Bundesinnenminister Horst Seehofer betonte, ein allgemeiner Rechtsanspruch darauf bestehe jedoch nicht. Vorrang haben Kinder und Härtefälle.
In der vorangegangenen Woche hatte sich der Innenausschuss des Bundestages mit den ungerechtfertigt veranlassten Positivbescheiden der Bremer Außenstelle des Bundesamtes für Migration und Flüchtlinge (BAMF) befasst. Die Präsidentin des BAMF, Jutta Cordt, stand dazu im Ausschuss Rede und Antwort. Die betroffenen Asylbescheide werden ebenso wie alle  positiven Entscheidungen der Außenstelle Bremen seit dem Jahr 2000 rückwirkend  untersucht. Zudem werden Außenstellen des Amtes mit einer  über- oder unterdurchschnittlich hohen Schutzquote (+/- 10 Prozent) überprüft. Jutta Cordt hat das Bundesinnenministerium gebeten, einen externen Ermittlungsführer zu benennen, um Objektivität und Neutralität zu gewährleisten.

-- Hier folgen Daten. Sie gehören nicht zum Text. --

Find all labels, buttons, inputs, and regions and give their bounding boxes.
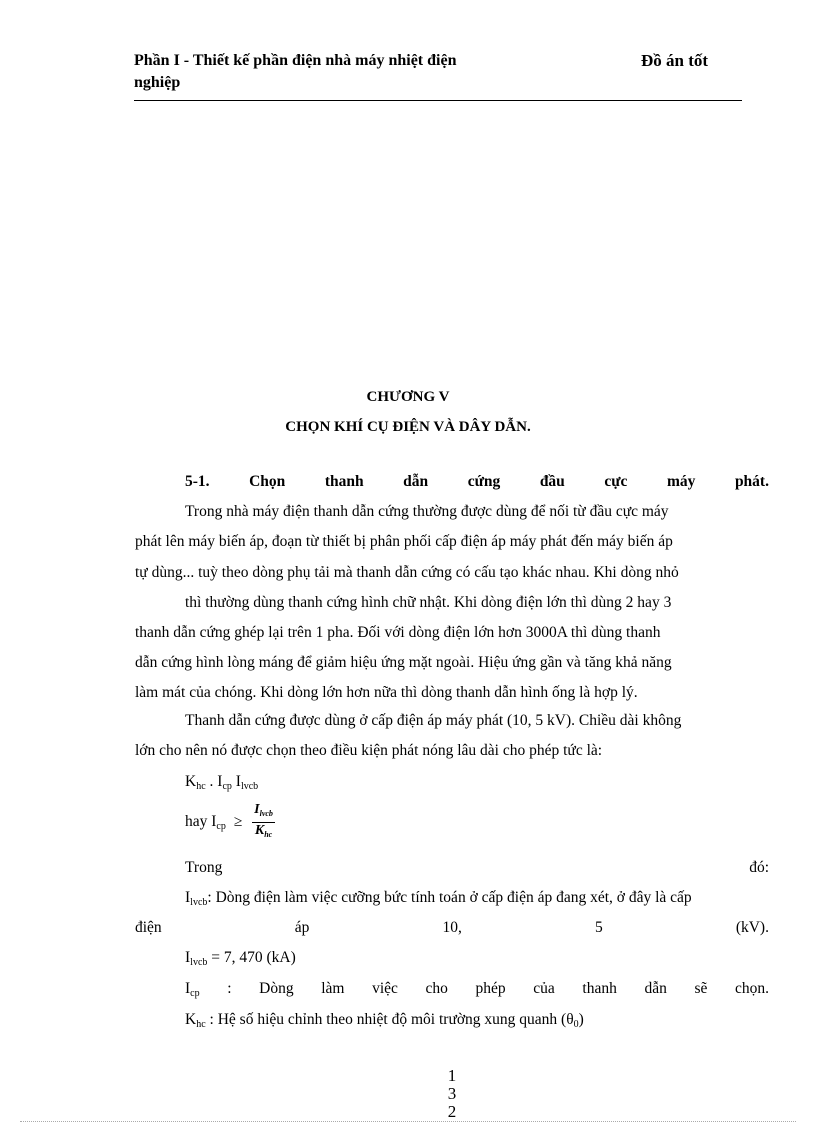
- section-heading-word: cực: [604, 473, 628, 490]
- page-bottom-divider: [20, 1121, 796, 1122]
- page-number-digit: 2: [447, 1102, 457, 1121]
- paragraph-1-line-5: thanh dẫn cứng ghép lại trên 1 pha. Đối với dòng điện lớn hơn 3000A thì dùng thanh: [135, 624, 661, 641]
- paragraph-2-line-1: Thanh dẫn cứng được dùng ở cấp điện áp máy phát (10, 5 kV). Chiều dài không: [185, 712, 682, 729]
- definition-ilvcb-line-2: điện áp 10, 5 (kV).: [135, 919, 769, 936]
- definition-icp: $I_{cp}$ : Dòng làm việc cho phép của thanh dẫn sẽ chọn.: [185, 980, 769, 999]
- fraction-numerator: $I_{lvcb}$: [252, 802, 275, 823]
- section-heading-word: 5-1.: [185, 473, 210, 490]
- header-title-line1: Phần I - Thiết kế phần điện nhà máy nhiệt điện: [134, 52, 457, 69]
- section-heading-word: đầu: [539, 473, 565, 490]
- definition-ilvcb: $I_{lvcb}$: Dòng điện làm việc cưỡng bức tính toán ở cấp điện áp đang xét, ở đây là cấp: [185, 889, 692, 908]
- ilvcb-value: $I_{lvcb} = 7$, 470 (kA): [185, 949, 296, 968]
- paragraph-1-line-1: Trong nhà máy điện thanh dẫn cứng thường được dùng để nối từ đầu cực máy: [185, 503, 669, 520]
- paragraph-1-line-3: tự dùng... tuỳ theo dòng phụ tải mà thanh dẫn cứng có cấu tạo khác nhau. Khi dòng nhỏ: [135, 564, 679, 581]
- section-heading-word: máy: [666, 473, 696, 490]
- formula-inequality: hay $I_{cp}$ ≥ $\frac{I_{lvcb}}{K_{hc}}$: [185, 802, 769, 846]
- formula-condition: $K_{hc}$ . $I_{cp}$ $I_{lvcb}$: [185, 773, 259, 792]
- paragraph-1-line-7: làm mát của chóng. Khi dòng lớn hơn nữa thì dòng thanh dẫn hình ống là hợp lý.: [135, 684, 638, 701]
- header-divider: [134, 100, 742, 101]
- paragraph-1-line-2: phát lên máy biến áp, đoạn từ thiết bị phân phối cấp điện áp máy phát đến máy biến áp: [135, 533, 673, 550]
- section-heading: [185, 472, 769, 492]
- header-title: [134, 50, 524, 94]
- header-title-line2: nghiệp: [134, 74, 181, 91]
- section-heading-word: dẫn: [403, 473, 429, 490]
- page-number-digit: 3: [447, 1084, 457, 1103]
- paragraph-1-line-6: dẫn cứng hình lòng máng để giảm hiệu ứng mặt ngoài. Hiệu ứng gần và tăng khả năng: [135, 654, 672, 671]
- section-heading-word: cứng: [467, 473, 501, 490]
- page-number-digit: 1: [447, 1066, 457, 1085]
- definition-khc: $K_{hc}$ : Hệ số hiệu chỉnh theo nhiệt độ môi trường xung quanh $(\theta_0)$: [185, 1011, 584, 1030]
- header-right-title: Đồ án tốt: [641, 51, 709, 70]
- greater-equal-symbol: ≥: [233, 813, 243, 831]
- section-heading-word: Chọn: [249, 473, 286, 490]
- fraction-denominator: $K_{hc}$: [254, 823, 273, 839]
- section-heading-word: phát.: [734, 473, 769, 490]
- paragraph-1-line-4: thì thường dùng thanh cứng hình chữ nhật. Khi dòng điện lớn thì dùng 2 hay 3: [185, 594, 672, 611]
- where-line: Trong đó:: [185, 859, 769, 876]
- paragraph-2-line-2: lớn cho nên nó được chọn theo điều kiện phát nóng lâu dài cho phép tức là:: [135, 742, 603, 759]
- section-heading-word: thanh: [324, 473, 364, 490]
- chapter-number: CHƯƠNG V: [366, 389, 450, 405]
- fraction: [252, 802, 275, 843]
- chapter-title: CHỌN KHÍ CỤ ĐIỆN VÀ DÂY DẪN.: [285, 419, 531, 435]
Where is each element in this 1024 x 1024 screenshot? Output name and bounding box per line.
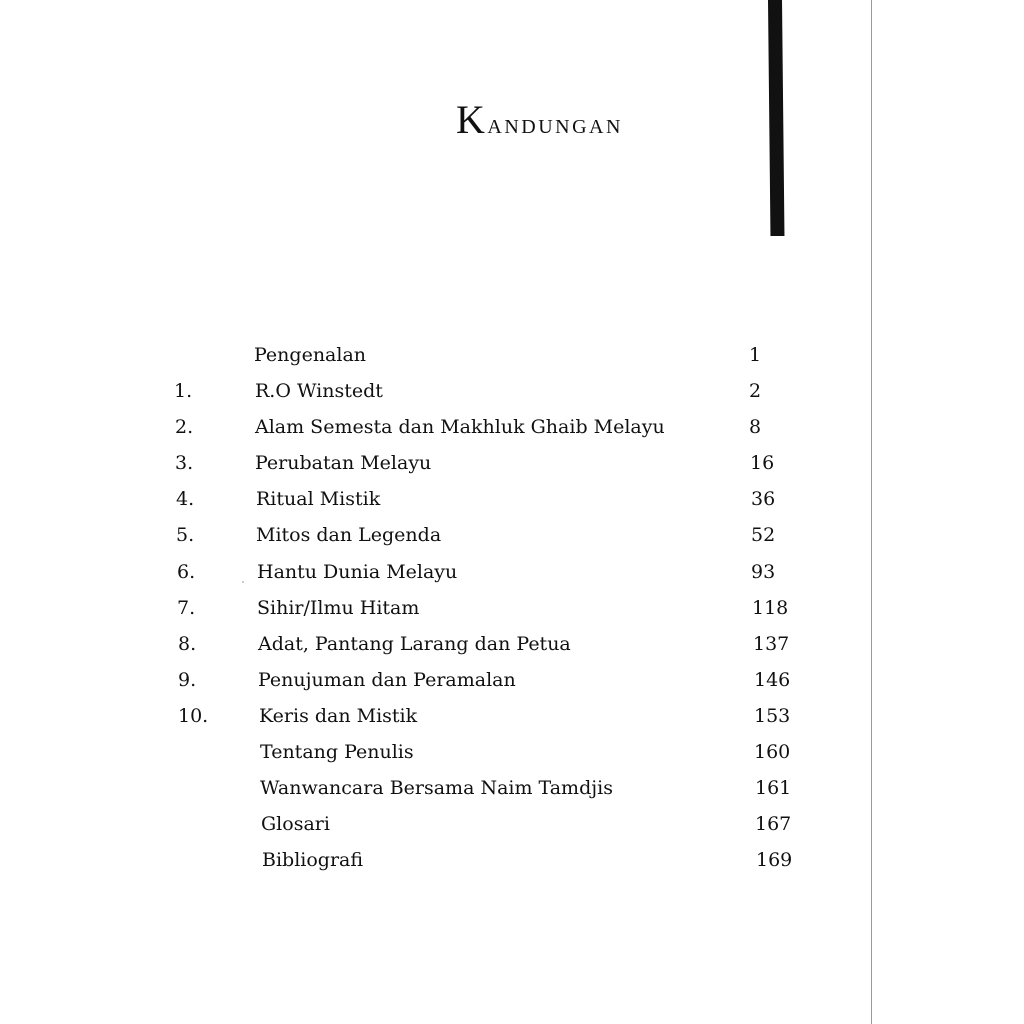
toc-entry [0,737,1024,767]
toc-entry [0,412,1024,442]
toc-entry-number: 2. [175,416,194,438]
toc-entry-page: 1 [749,344,762,366]
toc-entry [0,520,1024,550]
toc-entry-page: 146 [754,669,791,691]
toc-entry-number: 9. [178,669,197,691]
toc-entry [0,845,1024,875]
toc-entry [0,773,1024,803]
toc-entry-label: Sihir/Ilmu Hitam [257,597,420,619]
toc-entry-label: Glosari [261,813,330,835]
toc-entry-number: 4. [176,488,195,510]
toc-entry-page: 161 [755,777,792,799]
toc-entry [0,701,1024,731]
toc-entry [0,593,1024,623]
toc-entry [0,448,1024,478]
toc-entry-label: Tentang Penulis [260,741,414,763]
toc-entry-number: 3. [175,452,194,474]
toc-entry-page: 2 [749,380,762,402]
page-title: Kandungan [456,97,623,142]
toc-entry-label: R.O Winstedt [255,380,383,402]
toc-entry-label: Perubatan Melayu [255,452,432,474]
toc-entry-page: 93 [751,561,776,583]
toc-entry-number: 7. [177,597,196,619]
toc-entry-page: 16 [750,452,775,474]
toc-entry [0,557,1024,587]
toc-entry-label: Hantu Dunia Melayu [257,561,458,583]
toc-entry [0,340,1024,370]
toc-entry [0,629,1024,659]
toc-entry-label: Alam Semesta dan Makhluk Ghaib Melayu [255,416,665,438]
toc-entry-number: 8. [178,633,197,655]
toc-entry-label: Keris dan Mistik [259,705,418,727]
print-speck [242,581,244,583]
toc-entry-label: Bibliografi [262,849,364,871]
toc-entry-label: Adat, Pantang Larang dan Petua [258,633,571,655]
toc-entry-number: 5. [176,524,195,546]
toc-entry-page: 153 [754,705,791,727]
toc-entry [0,376,1024,406]
toc-entry-label: Wanwancara Bersama Naim Tamdjis [260,777,613,799]
toc-entry-label: Penujuman dan Peramalan [258,669,516,691]
toc-entry-page: 169 [756,849,793,871]
toc-entry-page: 160 [754,741,791,763]
toc-entry [0,809,1024,839]
toc-entry-page: 8 [749,416,762,438]
toc-entry [0,484,1024,514]
toc-entry-page: 118 [752,597,789,619]
toc-entry-label: Pengenalan [254,344,367,366]
toc-entry-page: 52 [751,524,776,546]
toc-entry-label: Ritual Mistik [256,488,381,510]
toc-entry-page: 167 [755,813,792,835]
toc-entry-number: 10. [178,705,209,727]
toc-entry-number: 1. [174,380,193,402]
toc-entry-number: 6. [177,561,196,583]
toc-entry [0,665,1024,695]
toc-entry-label: Mitos dan Legenda [256,524,442,546]
toc-entry-page: 137 [753,633,790,655]
toc-entry-page: 36 [751,488,776,510]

Auf dem Höhepunkt der Flüchtlingskrise in den Jahren 2015 und 2016 war das Bundesamt für Migration für Flüchtlinge mit der Umsetzung seiner Aufgaben überfordert. Es entstand ein erheblicher Stau an unbearbeiteten Asylfällen. AfD und FDP nehmen dies zum Anlass, die Bundesregierung für diese Zustände zu kritisieren und unterstellen Bundeskanzlerin Angela Merkel, informiert gewesen zu sein und nicht gehandelt zu haben.


Meine Meinung


In der Debatte zur Asylpolitik plädiere ich dringend dafür, zur gebotenen Sachlichkeit zurückzukehren. Natürlich ist es nicht in Ordnung, wenn das BAMF Bescheide erlässt, die nicht den dafür vorgesehenen Richtlinien Stand halten. Anspruch auf Asyl haben laut Grundgesetz eben nur politisch Verfolgte. Deshalb hat Bundesinnenminister Horst Seehofer der Bremer Außenstelle vorerst untersagt, Entscheidungen zu treffen.

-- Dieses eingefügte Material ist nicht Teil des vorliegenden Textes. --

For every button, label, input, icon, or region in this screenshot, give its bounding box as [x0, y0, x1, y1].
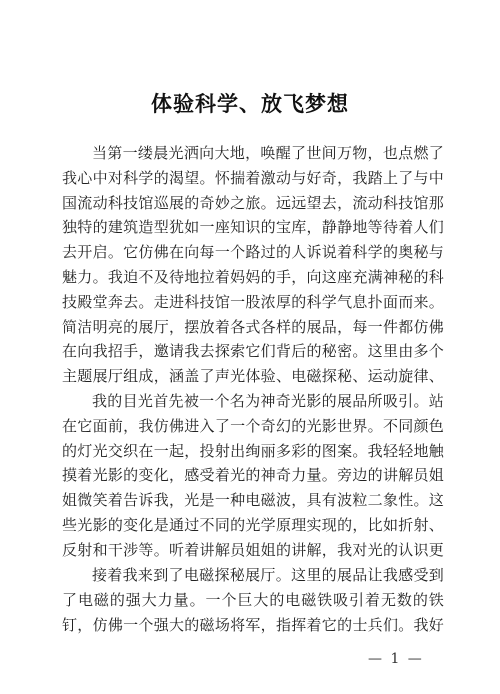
- paragraph-1: 当第一缕晨光洒向大地，唤醒了世间万物，也点燃了我心中对科学的渴望。怀揣着激动与好奇，我踏上了与中国流动科技馆巡展的奇妙之旅。远远望去，流动科技馆那独特的建筑造型犹如一座知识的宝库，静静地等待着人们去开启。它仿佛在向每一个路过的人诉说着科学的奥秘与魅力。我迫不及待地拉着妈妈的手，向这座充满神秘的科技殿堂奔去。走进科技馆一股浓厚的科学气息扑面而来。简洁明亮的展厅，摆放着各式各样的展品，每一件都仿佛在向我招手，邀请我去探索它们背后的秘密。这里由多个主题展厅组成，涵盖了声光体验、电磁探秘、运动旋律、: [62, 144, 444, 386]
- document-body: [62, 141, 444, 637]
- paragraph-2: 我的目光首先被一个名为神奇光影的展品所吸引。站在它面前，我仿佛进入了一个奇幻的光影世界。不同颜色的灯光交织在一起，投射出绚丽多彩的图案。我轻轻地触摸着光影的变化，感受着光的神奇力量。旁边的讲解员姐姐微笑着告诉我，光是一种电磁波，具有波粒二象性。这些光影的变化是通过不同的光学原理实现的，比如折射、反射和干涉等。听着讲解员姐姐的讲解，我对光的认识更: [62, 392, 444, 559]
- document-title: 体验科学、放飞梦想: [151, 91, 349, 116]
- paragraph-3: 接着我来到了电磁探秘展厅。这里的展品让我感受到了电磁的强大力量。一个巨大的电磁铁吸引着无数的铁钉，仿佛一个强大的磁场将军，指挥着它的士兵们。我好: [62, 566, 444, 634]
- page-number: — 1 —: [368, 651, 424, 667]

Ich teile die Auffassung meiner CDU/CSU-Kollegen aus dem Innenausschuss, dass ein zusätzlicher parlamentarischer Untersuchungsausschuss nicht hilfreich ist. Gegen die Bremer Außenstelle des BAMF ermitteln die Staatsanwaltschaft, der Bundesrechungshof, der Verfassungsschutz, das Bundeskriminalamt und eine Wirtschaftsprüfungsgesellschaft. Die Forderung nach einem Untersuchungsausschuss ist populistisch. Es wird versucht, eine Stimmung, die Politik wolle vertuschen, zu eigenen Zwecken zu instrumentalisieren. Die Fehler sind Sache der Justiz und ein Generalverdacht gegen alle BAMF-Mitarbeiter ist ebenso falsch.


Niemand bezweifelt, dass das BAMF 2015 überfordert war. Das aus dem Griechischen kommende Wort Krise beschreibt einen Wendepunkt, der eine Entscheidung erfordert. Bundeskanzlerin Angela Merkel hat in der Fragestunde des Bundestages in dieser Woche zu Recht darauf hingewiesen, sie habe Frank-Jürgen Weise 2015 zum Präsidenten des BAMF ernannt, gerade weil er genügend Erfahrung habe, die Behörde besser zu strukturieren. Seit 2015 wurde die Mitarbeiterzahl im BAMF nahezu verdreifacht. Der Vorwurf, die Kanzlerin habe die Lage vertuscht, ist deshalb absurd.
Ich halte es mit einem Satz unseres ehemaligen Bundespräsidenten Joachim Gauck: „Unsere Herzen sind weit, aber unsere Möglichkeiten begrenzt.“ Deshalb bekam das BAMF in den letzten Jahren mehr Geld und Personal und auch deshalb begrenzen wir den Zuzug der Angehörigen subsidiär Schutzbedürftiger.